Liam took the bottle and shook it. “How do you replenish the ink?”

“Oh . . .” Cheryl looked toward the door like she wanted to run. “Most folks who get tattooed with this stuff come back wanting it gone. They say it brings bad luck. The thorns are hollow, and I swear, the ink is drawn to them. It siphons out into the knob at the bottom, then we pump it back into the bottle. Doesn’t hurt a bit.”

My memory said the thorns hurt in ways she couldn’t possibly imagine. “We’re going to have to confiscate these. You either hand them over, or I bring in the Kingdom police. I’m guessing that isn’t incense I smell.”

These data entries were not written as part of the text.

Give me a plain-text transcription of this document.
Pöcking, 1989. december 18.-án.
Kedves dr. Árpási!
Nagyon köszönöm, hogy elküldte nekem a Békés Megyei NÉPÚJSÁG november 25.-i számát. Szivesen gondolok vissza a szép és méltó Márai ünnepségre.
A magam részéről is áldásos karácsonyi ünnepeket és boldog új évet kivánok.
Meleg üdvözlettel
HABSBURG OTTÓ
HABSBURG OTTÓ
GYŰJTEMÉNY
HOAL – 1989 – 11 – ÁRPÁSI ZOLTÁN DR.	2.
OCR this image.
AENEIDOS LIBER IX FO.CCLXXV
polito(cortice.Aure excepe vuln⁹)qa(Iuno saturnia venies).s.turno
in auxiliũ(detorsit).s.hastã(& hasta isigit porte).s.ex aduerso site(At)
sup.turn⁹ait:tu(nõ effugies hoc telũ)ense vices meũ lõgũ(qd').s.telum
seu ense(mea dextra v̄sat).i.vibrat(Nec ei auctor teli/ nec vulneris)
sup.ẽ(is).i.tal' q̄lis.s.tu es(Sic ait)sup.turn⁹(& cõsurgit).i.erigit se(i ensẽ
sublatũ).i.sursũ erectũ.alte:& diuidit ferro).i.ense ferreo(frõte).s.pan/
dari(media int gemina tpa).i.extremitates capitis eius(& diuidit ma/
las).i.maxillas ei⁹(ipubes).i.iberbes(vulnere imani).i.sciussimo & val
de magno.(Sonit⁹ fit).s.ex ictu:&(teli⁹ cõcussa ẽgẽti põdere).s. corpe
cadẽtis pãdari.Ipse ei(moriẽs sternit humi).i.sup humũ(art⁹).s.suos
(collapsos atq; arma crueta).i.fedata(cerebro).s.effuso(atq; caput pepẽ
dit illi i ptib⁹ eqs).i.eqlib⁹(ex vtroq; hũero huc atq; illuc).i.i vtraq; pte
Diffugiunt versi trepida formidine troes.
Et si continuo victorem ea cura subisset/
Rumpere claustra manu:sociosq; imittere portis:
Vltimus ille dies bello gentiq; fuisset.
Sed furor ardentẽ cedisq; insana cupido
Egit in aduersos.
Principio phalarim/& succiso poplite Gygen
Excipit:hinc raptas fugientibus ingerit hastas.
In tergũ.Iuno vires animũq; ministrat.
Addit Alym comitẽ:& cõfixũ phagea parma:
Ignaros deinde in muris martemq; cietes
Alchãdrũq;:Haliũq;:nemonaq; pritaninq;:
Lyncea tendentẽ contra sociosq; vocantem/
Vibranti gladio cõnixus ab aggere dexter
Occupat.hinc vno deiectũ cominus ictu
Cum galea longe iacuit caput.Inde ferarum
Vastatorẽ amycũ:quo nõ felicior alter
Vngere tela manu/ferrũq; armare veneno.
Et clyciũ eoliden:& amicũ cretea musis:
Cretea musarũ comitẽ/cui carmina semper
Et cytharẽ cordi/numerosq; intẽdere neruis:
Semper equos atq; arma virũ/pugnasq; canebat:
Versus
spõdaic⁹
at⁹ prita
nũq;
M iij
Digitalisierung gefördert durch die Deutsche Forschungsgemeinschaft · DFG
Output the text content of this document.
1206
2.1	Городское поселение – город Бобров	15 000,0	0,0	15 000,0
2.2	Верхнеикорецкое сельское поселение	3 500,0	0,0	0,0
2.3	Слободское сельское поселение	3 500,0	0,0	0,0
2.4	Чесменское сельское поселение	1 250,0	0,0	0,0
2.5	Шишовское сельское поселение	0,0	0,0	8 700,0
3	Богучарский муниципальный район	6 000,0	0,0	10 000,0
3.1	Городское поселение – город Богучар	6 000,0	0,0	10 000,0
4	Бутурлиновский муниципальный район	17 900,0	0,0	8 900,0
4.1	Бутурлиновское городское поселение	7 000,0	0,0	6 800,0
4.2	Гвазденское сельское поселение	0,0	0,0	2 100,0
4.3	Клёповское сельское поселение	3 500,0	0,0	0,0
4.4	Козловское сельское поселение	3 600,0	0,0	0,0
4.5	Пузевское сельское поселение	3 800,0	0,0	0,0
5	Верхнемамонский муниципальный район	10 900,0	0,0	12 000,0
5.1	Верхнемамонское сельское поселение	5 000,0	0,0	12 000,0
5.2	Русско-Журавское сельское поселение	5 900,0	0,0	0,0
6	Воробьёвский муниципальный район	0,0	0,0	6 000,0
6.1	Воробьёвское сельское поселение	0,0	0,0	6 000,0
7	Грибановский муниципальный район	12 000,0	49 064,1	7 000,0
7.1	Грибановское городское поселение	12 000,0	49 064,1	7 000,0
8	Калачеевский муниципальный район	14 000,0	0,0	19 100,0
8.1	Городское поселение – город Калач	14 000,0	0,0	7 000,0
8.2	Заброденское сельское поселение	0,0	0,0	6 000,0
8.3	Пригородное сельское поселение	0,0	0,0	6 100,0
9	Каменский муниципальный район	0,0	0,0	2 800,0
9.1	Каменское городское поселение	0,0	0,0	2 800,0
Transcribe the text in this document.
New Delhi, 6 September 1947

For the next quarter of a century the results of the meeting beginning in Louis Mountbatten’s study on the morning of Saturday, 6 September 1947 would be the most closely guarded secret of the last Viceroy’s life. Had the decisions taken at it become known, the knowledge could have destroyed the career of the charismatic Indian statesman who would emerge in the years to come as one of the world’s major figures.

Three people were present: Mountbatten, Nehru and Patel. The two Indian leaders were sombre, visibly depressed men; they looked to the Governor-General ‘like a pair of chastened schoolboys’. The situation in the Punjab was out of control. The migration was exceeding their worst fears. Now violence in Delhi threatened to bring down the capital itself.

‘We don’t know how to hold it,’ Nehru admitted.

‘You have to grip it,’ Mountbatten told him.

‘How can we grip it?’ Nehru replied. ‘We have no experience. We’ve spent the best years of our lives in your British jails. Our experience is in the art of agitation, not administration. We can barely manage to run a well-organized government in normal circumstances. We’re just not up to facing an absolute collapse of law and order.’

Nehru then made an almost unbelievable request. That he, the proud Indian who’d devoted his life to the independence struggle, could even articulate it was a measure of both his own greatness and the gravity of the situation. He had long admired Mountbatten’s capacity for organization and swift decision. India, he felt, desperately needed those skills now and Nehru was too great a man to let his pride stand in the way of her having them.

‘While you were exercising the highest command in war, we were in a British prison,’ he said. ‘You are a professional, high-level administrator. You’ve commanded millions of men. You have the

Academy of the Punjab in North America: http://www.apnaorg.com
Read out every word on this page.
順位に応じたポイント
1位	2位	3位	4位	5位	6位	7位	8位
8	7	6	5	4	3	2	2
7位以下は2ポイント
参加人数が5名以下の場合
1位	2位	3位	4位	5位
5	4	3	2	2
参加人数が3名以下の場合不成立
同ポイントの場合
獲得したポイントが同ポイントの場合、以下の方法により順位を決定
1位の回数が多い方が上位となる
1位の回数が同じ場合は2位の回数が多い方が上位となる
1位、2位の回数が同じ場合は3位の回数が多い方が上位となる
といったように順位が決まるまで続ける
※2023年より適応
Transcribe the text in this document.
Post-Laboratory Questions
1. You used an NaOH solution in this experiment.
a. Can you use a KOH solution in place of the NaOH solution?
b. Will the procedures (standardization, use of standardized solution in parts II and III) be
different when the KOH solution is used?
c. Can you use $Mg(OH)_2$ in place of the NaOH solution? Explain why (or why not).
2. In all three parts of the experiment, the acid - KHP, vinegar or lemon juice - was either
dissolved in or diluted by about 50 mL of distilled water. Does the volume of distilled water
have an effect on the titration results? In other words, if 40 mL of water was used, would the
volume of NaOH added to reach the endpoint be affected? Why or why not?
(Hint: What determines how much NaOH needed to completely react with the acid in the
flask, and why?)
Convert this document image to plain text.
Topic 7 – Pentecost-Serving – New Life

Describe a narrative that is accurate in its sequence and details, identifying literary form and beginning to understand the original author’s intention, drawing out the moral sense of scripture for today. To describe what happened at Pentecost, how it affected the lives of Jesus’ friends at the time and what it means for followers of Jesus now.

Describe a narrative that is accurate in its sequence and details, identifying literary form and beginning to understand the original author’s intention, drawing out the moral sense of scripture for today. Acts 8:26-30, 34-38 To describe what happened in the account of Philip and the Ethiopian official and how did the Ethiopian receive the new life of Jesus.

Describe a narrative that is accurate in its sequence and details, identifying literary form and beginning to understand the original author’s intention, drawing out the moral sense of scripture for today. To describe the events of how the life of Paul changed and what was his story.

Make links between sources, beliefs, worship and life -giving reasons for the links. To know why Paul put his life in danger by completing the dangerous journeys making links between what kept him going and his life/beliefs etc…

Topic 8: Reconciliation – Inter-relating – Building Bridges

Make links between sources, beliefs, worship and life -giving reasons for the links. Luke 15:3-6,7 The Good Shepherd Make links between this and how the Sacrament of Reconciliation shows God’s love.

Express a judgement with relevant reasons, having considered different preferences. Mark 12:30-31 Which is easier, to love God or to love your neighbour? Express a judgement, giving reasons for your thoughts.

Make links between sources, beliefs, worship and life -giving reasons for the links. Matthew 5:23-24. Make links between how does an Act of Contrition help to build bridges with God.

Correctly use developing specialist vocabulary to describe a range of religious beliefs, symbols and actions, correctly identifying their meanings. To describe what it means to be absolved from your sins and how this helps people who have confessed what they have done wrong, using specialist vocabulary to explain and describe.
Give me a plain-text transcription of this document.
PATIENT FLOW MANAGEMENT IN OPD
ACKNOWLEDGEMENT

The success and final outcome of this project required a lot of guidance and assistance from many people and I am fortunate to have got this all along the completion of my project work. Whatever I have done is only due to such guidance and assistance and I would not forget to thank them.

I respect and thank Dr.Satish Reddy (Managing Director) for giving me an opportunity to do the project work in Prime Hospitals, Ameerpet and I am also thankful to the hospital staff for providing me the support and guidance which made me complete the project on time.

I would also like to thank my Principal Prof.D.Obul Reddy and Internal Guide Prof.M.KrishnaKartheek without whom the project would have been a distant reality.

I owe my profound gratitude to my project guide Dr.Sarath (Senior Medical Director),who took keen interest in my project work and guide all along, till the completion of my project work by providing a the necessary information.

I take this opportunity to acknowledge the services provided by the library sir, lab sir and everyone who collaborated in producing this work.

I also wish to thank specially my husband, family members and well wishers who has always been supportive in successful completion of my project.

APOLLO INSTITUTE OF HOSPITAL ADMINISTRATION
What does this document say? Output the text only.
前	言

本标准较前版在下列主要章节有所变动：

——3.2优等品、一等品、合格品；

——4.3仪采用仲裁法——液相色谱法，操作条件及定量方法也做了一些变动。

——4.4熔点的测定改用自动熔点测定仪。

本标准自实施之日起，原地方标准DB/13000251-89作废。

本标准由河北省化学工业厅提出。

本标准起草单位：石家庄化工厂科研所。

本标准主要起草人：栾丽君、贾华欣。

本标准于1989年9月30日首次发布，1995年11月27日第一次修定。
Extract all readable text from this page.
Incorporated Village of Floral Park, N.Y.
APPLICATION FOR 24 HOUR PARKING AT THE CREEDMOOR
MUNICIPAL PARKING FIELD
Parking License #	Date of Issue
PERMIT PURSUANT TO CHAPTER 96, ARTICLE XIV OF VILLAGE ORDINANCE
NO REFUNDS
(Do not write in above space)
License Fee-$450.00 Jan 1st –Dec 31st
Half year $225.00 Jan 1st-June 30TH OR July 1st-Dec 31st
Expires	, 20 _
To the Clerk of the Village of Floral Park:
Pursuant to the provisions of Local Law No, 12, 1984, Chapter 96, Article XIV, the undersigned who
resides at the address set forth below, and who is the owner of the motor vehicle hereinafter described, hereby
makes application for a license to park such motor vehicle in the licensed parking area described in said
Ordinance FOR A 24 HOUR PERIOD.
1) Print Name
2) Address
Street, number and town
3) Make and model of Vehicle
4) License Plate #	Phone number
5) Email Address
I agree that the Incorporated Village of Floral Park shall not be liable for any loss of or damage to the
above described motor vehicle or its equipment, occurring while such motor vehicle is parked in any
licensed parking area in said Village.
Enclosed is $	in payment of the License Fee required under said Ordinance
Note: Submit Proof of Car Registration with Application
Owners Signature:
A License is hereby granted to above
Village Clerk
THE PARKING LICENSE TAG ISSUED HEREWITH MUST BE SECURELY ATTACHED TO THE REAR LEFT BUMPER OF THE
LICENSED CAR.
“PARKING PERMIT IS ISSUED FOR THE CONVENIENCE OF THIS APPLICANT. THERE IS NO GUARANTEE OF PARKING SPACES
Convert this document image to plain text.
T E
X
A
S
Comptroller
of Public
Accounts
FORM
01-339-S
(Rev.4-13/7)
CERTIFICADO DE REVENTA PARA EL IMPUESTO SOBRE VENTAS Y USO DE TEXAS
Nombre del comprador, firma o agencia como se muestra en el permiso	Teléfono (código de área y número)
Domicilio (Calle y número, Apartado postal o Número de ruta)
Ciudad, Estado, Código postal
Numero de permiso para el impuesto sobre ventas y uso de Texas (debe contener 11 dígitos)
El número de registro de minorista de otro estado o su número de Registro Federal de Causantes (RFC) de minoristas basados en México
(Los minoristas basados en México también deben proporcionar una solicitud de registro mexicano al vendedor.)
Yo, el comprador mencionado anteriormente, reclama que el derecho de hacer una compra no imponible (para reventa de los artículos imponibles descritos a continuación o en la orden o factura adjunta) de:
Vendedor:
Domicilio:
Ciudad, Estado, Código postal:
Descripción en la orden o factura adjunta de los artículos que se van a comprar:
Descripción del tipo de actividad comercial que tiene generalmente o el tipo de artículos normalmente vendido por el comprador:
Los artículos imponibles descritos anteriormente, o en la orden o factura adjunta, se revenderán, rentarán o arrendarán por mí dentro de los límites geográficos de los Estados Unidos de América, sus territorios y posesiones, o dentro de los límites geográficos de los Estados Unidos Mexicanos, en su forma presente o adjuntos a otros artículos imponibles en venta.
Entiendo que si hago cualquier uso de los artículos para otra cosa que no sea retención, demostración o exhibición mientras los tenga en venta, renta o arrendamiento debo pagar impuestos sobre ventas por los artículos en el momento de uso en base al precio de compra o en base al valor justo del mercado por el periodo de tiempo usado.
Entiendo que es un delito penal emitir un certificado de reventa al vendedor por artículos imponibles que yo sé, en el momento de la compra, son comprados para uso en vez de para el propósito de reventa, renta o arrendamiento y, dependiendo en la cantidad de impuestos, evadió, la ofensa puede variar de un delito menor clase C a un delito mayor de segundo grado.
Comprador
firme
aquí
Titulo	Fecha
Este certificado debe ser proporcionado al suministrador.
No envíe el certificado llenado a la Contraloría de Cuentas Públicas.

Cheryl cursed in several ways I hadn’t heard before, insulting my lineage (fine by me), my mother (equally fine), and an innocent goat. Ari took out her phone to take notes. Ari considered herself a journeyman curser, but she had aspirations of becoming a master.

I took a thorn and tentatively jabbed it at my wrist. Anytime someone says “it doesn’t hurt,” they are lying. It hurt. And worse yet, the ink remained under my skin. “Hey,” I shouted, interrupting Cheryl’s tirade. “It’s not working.”

She studied my arm a moment, then shook her head. “It wasn’t this size when I did it. Trust me, you wouldn’t hold still long enough. Maybe knead the skin?”

As we exited the shop, Grimm waited in the “Check yourself out!” mirror. “Ladies, I have good news and bad. Which would you prefer first?”

“Bad,” said Ari and I. We’d spent enough time with Grimm to know the good almost never outweighed the bad.

Grimm nodded. “The good news is, as his witness, Haniel is not allowed to directly harm you. That is the purpose of the witness. To spread word of what happened.”

Liam blew out a ring of smoke. “And the bad news?”

“The bad news,” said Grimm, “is that no archangel in history has succeeded in retaining his power when corrupted. At the completion of the ritual, he will go on a rampage. While Marissa and Arianna may be safe, no one else may count themselves so fortunate.”